Amended Google Books settlement does little to address privacy risks

Written by Andrew McDiarmid

The revised Google Books settlement submitted for Court approval late on Friday still does very little to protect reader privacy. When the settlement was withdrawn for revisions last month, CDT and other advocates proposed that Google use the opportunity to more fully address the privacy risks we had identified in the original settlement—and effectively take privacy concerns off the table. While the amended settlement does include one positive revision on the privacy front, it appears Google for the most part did not take our advice. Reader privacy remains very much on the table.

As many expected, the revisions narrowly address the copyright and antitrust problems raised by the Department of Justice. The affected class of authors and publishers has been reduced; the pricing structures have been made negotiable; and the dispersal of unclaimed funds has been revised. For more explanation and analysis of these changes, see James Grimmelmann’s blog.

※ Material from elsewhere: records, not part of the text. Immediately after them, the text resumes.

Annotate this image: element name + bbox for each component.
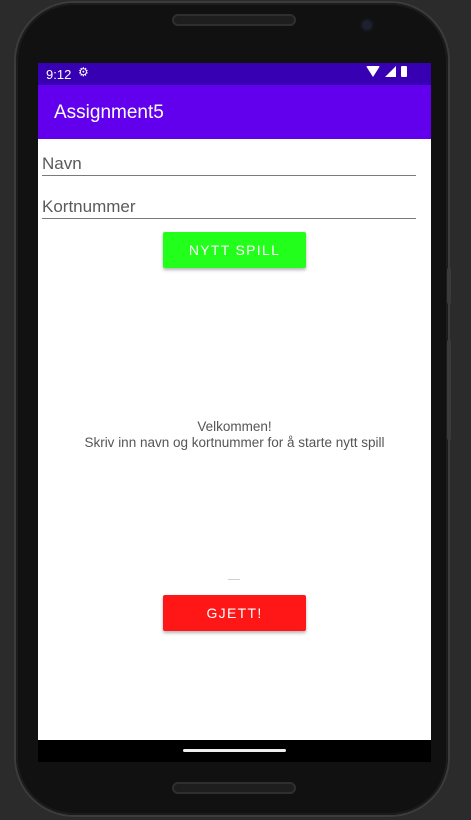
power-button xyxy=(447,340,451,440)
bottom-speaker-icon xyxy=(172,782,296,794)
guess-button[interactable]: GJETT! xyxy=(163,595,306,631)
home-gesture-icon[interactable] xyxy=(183,749,286,752)
app-title: Assignment5 xyxy=(54,102,164,123)
battery-icon xyxy=(401,66,407,77)
status-icons xyxy=(366,66,407,77)
welcome-message: Velkommen! Skriv inn navn og kortnummer … xyxy=(38,419,431,451)
app-bar: Assignment5 xyxy=(38,85,431,139)
notification-gear-icon: ⚙ xyxy=(78,65,89,79)
status-bar: 9:12 ⚙ xyxy=(38,63,431,85)
status-time: 9:12 xyxy=(46,67,72,82)
signal-icon xyxy=(385,66,396,77)
wifi-icon xyxy=(366,66,380,77)
card-number-field xyxy=(42,188,416,219)
device-screen: 9:12 ⚙ Assignment5 NYTT SPILL Velkommen!… xyxy=(38,63,431,740)
navigation-bar xyxy=(38,740,431,762)
top-speaker-icon xyxy=(172,14,296,26)
card-number-input[interactable] xyxy=(42,197,412,217)
front-camera-icon xyxy=(362,20,372,30)
result-text-empty xyxy=(228,579,240,580)
new-game-button[interactable]: NYTT SPILL xyxy=(163,232,306,268)
name-input[interactable] xyxy=(42,154,412,174)
welcome-line-1: Velkommen! xyxy=(197,419,272,434)
volume-button xyxy=(447,268,451,304)
name-field xyxy=(42,145,416,176)
welcome-line-2: Skriv inn navn og kortnummer for å start… xyxy=(84,435,385,450)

On the privacy front, CDT had urged Google to make specific privacy commitments enforceable by the court overseeing the settlement. We believe the settlement should be approved because it promised greatly increased access to books, but also that it should be improved to preserve readers’ right to privacy. Specifically, we recommended that Google set a high standard for disclosure of reader information to law enforcement and to civil litigants (i.e., get a warrant first), that Google use information collected about readers and which books they read only for the narrow purposes laid out in the settlement, and that Google commit not to share personal information with the Books Rights Registry, the organization set up to administer payment to copyright holders.

The revised settlement addresses the last of these recommendations, making a commitment to share only anonymized data with the Registry. Google had previously made such a commitment in its privacy policy, but inclusion in the settlement makes it enforceable. This is a positive step, but it leaves the other concerns untouched. This means that it falls once again to the court to ensure that reader privacy is fully protected as the settlement and the new services it establishes move forward. That’s what CDT will continue to advocate.